From 2020 to 2025, most Vietnamese equity funds outperformed the VN-Index over 50% of the time, highlighting the importance of consistency and clear strategies for sustainable results. Leading Fmarket funds delivered compound annual returns of approximately 20.4%.

Anticipated Year-End Revival

Vietnam’s stock market typically corrects in October. However, 2025 differs as improving economic fundamentals signal a more robust recovery and growth phase.

The State Bank of Vietnam reported credit growth of 13.4% as of September 29, 2025, compared to 2024 year-end—1.5 times higher than the same period in 2024 (9.11%) and the highest in five years. Notably, 78% of total outstanding loans targeted production and business activities, reflecting tangible economic support.
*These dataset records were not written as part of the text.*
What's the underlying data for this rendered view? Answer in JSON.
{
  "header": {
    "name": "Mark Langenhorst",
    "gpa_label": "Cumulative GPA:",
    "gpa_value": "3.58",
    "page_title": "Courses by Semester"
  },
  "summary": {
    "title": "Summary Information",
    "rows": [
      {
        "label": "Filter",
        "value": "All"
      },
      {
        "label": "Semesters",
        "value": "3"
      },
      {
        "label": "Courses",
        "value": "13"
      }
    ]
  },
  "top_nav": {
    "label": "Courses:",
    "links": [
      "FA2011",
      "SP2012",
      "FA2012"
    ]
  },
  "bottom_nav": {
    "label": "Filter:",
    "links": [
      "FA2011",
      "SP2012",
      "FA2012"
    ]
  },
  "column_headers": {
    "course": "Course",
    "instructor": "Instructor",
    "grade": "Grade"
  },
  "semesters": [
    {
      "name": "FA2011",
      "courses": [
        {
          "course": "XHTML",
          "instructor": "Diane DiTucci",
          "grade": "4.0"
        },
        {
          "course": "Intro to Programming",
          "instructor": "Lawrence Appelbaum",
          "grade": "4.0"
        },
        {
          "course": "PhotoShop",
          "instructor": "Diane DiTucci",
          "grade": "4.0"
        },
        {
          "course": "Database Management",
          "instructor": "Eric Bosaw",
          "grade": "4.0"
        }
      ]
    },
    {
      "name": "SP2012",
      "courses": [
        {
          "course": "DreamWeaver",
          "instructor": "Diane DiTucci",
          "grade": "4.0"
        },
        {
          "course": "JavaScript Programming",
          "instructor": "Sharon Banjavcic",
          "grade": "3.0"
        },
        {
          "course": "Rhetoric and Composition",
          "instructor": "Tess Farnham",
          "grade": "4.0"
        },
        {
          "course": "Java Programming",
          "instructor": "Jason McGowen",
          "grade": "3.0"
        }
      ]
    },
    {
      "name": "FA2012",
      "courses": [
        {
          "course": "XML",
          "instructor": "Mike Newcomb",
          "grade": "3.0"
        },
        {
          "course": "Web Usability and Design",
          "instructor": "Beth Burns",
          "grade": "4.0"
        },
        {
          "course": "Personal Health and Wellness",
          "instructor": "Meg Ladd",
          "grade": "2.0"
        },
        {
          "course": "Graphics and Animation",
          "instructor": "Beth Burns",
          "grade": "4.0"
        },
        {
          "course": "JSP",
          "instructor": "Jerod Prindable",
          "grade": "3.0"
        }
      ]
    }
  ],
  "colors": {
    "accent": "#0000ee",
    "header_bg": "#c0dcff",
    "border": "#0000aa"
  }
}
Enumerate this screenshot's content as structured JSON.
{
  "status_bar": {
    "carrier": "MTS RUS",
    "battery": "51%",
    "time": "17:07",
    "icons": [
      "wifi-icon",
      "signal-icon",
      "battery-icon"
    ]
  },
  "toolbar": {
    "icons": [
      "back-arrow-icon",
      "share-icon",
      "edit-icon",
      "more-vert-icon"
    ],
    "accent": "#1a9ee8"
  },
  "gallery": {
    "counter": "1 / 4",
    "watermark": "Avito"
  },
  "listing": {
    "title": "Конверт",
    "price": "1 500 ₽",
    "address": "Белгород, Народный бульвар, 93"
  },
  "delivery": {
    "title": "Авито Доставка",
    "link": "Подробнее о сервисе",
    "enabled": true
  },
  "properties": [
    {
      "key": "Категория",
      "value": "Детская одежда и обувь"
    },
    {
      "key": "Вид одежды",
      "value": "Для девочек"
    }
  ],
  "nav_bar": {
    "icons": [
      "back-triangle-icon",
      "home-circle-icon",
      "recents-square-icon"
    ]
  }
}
Low interest rates facilitated corporate investment expansion, bolstering economic recovery. The government targets 8%+ GDP growth in 2025 and over 10% in 2026, with projected credit growth of 19-20% during this period.

Over the next 12 months, macroeconomic policies are expected to remain supportive. The Fed’s rate cuts will ease domestic interest rate pressures, allowing for looser monetary policy. Concurrently, increased public investment is likely to drive growth, particularly in construction materials, infrastructure, and banking.

According to VinaCapital, listed companies’ average profits are projected to rise 23% in 2025, followed by 16% annual growth in 2026-2027.

“Excluding 13 overheated stocks, the forward P/E ratio drops to 10.5 times, while corporate profits grow 16%. Many undervalued stocks present 2026 investment opportunities,” stated Nguyễn Hoài Thu, Deputy CEO of VinaCapital Fund Management.

Foreign investors have net sold over VND 75 trillion since early 2025, reducing foreign ownership in the VN-Index to 15.5%, a multi-year low. However, analysts predict a foreign capital influx once the Fed cuts rates, exchange rates stabilize, and Vietnam achieves emerging market status, significantly boosting market momentum.

Ms. Nguyễn Hoài Thu cautioned about potential interest rate hikes due to exchange rate pressures but emphasized long-term strategies focused on fundamentally strong, reasonably priced stocks as optimal for current conditions.